No caso de Carl Jóhan Jensen, que teve recentemente seu trabalho organizado e publicado pela Moinhos, a lógica é similar, ainda que não se encaixe exatamente em nenhuma das categorias anteriores. O autor, nascido Tórshavn, capital das ilhas Faroe, aparece como nome consagrado da literatura nórdica contemporânea, cuja penetração no Brasil, por outro lado, é pequena. Vencedor do prêmio feroês de literatura (Mentanarvirðisløn M.A. Jacobsen) em três ocasiões (1989, 2006 e 2015), Jensen foi indicado cinco vezes ao prêmio de literatura do Conselho Nórdico, sendo três delas pela sua poesia: Hvørkiskyn (Neutro), em 1991, Tímar og rek (Tempos e marés), em 1998, e September í bjørkum sum kanska eru bláar (Setembro nas bétulas que quiçá são azuis), em 2008. O poeta, romancista, tradutor e ensaísta, cujas obras já aparecem vertidas ao dinamarquês, ao norueguês, ao alemão, ao holandês e ao inglês, aparece em português pela primeira vez.
O livro Nona manhã (herbário poético), traduzido por Luciano Dutra, sintetiza, em suas 72 páginas, um projeto poético que merece ser olhado com alguma atenção. Ainda que sua poesia não ocupe um espaço de fratura ou de renovação brusca, a abordagem de regiões bastante tradicionais — tais como a metapoesia e o soneto, além de figuras como a metáfora — é realizada com cuidado e consciência. É visível, de imediato, que o autor compreende o espaço que ele e sua poesia ocupam na tradição literária (exemplo preciso do moderno que é, inserido no percurso histórico, automaticamente tradicional).
Orðið er ítøkiligt
Orð
Ið er tøkiligt
Orð sum er orðið
Ið
ER
**
A palavra é concreta
Palavra
Que é abstrata
Palavra que se tornou a palavra
E que
É
O poema acima (entre tantos outros que poderiam ser encontrados no volume publicado pela Moinhos) pode servir como síntese das construções metalinguísticas que atravessam o livro. A palavra palavra, entre outras que recorrem, aparece em mais da metade dos poemas reunidos em Nona manhã — há também, constantemente, substantivos como língua e linguagem; verbos como dizer e falar.

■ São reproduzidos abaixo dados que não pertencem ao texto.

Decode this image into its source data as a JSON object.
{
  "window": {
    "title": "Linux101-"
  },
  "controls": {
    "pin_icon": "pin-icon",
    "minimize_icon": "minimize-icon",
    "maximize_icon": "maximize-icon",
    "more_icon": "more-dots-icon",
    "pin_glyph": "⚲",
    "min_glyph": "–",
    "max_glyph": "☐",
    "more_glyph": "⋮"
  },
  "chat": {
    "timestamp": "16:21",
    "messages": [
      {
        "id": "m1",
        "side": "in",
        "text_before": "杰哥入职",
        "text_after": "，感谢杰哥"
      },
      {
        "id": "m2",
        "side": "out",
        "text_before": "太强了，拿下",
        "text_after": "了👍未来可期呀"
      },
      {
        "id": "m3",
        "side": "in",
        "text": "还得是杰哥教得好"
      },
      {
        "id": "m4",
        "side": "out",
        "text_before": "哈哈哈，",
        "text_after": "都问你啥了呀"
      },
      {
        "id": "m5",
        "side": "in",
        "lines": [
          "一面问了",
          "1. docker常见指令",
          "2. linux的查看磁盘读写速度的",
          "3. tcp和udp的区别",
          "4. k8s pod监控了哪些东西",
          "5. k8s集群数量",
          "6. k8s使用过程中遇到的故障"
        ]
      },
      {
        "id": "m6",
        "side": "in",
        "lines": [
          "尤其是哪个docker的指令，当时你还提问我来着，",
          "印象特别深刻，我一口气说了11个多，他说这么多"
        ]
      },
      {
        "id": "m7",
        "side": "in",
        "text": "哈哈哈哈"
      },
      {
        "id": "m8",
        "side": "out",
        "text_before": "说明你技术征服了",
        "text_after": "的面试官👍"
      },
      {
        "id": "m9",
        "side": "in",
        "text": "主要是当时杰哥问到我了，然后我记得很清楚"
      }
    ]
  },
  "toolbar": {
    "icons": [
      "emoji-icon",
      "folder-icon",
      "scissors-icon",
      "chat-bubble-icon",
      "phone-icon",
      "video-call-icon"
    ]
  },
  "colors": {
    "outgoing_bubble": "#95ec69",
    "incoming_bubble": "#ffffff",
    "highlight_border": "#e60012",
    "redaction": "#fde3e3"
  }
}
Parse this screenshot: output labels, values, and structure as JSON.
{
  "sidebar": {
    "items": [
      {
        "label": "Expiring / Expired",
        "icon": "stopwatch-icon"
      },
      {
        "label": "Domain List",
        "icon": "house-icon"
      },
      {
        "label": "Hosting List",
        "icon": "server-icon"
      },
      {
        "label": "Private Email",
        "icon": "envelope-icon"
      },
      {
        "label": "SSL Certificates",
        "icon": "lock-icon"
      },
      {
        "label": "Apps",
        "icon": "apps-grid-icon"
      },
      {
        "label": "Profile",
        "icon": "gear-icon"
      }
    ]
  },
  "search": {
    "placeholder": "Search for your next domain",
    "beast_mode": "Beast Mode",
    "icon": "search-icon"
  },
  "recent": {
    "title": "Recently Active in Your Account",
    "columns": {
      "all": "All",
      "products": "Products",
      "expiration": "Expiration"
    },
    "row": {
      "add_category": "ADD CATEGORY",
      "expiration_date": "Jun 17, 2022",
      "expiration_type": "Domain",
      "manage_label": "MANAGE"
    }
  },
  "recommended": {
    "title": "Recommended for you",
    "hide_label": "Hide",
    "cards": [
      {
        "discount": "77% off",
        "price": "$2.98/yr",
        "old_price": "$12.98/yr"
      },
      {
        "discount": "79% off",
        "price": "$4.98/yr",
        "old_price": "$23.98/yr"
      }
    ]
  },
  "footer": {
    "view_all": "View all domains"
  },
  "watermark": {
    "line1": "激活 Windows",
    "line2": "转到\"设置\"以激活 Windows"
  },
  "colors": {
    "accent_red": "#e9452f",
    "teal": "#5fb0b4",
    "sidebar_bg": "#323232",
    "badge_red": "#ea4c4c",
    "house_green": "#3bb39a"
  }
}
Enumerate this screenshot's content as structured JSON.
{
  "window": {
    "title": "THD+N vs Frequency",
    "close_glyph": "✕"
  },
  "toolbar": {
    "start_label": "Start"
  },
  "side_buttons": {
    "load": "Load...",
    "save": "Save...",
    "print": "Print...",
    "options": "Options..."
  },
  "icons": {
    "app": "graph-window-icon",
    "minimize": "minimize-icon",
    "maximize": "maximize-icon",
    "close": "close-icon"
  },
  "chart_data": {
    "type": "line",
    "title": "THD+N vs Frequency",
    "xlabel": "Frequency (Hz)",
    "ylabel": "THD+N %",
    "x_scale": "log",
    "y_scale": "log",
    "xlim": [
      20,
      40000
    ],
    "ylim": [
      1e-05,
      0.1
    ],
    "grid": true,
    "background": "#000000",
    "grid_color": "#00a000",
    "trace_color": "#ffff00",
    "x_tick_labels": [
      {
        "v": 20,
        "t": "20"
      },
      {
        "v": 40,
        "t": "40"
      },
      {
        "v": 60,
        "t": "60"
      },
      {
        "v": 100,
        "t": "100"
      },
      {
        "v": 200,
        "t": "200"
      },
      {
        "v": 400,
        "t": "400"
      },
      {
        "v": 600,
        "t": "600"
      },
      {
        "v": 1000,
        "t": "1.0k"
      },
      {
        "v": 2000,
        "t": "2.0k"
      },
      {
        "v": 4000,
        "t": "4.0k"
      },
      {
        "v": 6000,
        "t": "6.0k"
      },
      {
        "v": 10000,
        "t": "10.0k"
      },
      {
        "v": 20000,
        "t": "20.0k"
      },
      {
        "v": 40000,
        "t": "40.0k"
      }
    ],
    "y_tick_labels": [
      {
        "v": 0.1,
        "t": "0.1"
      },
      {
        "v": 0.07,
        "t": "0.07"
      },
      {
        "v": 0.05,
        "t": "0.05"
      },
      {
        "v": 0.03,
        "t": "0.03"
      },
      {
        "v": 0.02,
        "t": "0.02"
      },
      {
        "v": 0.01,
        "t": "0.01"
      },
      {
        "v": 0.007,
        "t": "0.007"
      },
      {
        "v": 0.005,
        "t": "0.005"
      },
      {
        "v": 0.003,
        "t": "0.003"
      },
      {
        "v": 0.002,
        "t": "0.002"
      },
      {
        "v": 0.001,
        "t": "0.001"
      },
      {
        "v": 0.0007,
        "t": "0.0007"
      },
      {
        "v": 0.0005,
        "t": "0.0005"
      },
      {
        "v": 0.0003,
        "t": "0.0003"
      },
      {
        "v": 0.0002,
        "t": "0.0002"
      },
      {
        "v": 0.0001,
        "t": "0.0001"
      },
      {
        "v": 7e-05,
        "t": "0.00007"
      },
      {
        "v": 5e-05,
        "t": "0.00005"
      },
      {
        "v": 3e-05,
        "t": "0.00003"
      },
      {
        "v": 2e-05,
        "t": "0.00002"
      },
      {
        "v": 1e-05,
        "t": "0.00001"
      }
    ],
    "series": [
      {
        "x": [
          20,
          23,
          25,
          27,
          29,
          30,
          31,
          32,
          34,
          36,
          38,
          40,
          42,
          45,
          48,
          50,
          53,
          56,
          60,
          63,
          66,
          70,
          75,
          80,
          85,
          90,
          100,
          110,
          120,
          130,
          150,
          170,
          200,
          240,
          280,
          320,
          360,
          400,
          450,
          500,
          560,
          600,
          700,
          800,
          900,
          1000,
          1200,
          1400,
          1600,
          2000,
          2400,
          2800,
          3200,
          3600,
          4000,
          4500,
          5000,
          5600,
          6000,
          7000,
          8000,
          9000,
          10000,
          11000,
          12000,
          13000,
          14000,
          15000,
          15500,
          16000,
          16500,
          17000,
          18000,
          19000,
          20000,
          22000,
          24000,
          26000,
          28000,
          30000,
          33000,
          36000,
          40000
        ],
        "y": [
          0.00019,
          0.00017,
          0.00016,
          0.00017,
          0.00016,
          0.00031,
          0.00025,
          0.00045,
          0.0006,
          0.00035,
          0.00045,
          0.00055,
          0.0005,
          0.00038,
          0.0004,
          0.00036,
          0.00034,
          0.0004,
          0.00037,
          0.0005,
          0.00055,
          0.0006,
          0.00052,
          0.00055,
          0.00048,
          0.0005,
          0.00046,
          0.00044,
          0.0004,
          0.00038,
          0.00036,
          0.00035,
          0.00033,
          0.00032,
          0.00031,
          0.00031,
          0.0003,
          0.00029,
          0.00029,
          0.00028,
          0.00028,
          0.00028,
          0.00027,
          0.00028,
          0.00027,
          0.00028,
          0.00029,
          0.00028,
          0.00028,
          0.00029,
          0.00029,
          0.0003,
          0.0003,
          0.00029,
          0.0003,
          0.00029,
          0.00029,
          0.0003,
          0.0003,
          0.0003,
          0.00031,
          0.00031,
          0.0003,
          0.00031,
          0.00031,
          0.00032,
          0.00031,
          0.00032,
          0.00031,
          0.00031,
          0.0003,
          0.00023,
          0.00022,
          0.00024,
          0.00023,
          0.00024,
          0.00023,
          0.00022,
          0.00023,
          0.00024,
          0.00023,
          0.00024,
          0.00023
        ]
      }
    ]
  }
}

(não poderia ser diferente: no primeiro poema, que também dá título ao livro, os versos finais dão o tom: Na nona manhã/ a palavra veio num sonho).
Por outro lado, um poema como Early September Blues ilustra o ponto de articulação fundamental da proposta metapoética de Jóhan Jensen: a natureza (ou, mesmo, Natureza). A linguagem enquanto terra; a língua enquanto olhar telúrico; o poema que deriva do solo, que brota. Os versos iniciais do poema podem ilustrar:
eina bjørk skal eg, greinarnar, sum
blomstra skal eg. villrek íu september,
dríva flog gjøgnum moldina, skal eg,
umloysta, dríva sundurlyndið í tær
**
uma bétula hei de, seus galhos que
florescem hei de. argumento extraviado em setembro,
instilar o pólen na terra, hei de,
comezinha, incitar em ti a discórdia
A articulação da bétula com o argumento; do pólen e da discórdia. A linguagem indissociável daquilo que, enquanto natureza, a precede.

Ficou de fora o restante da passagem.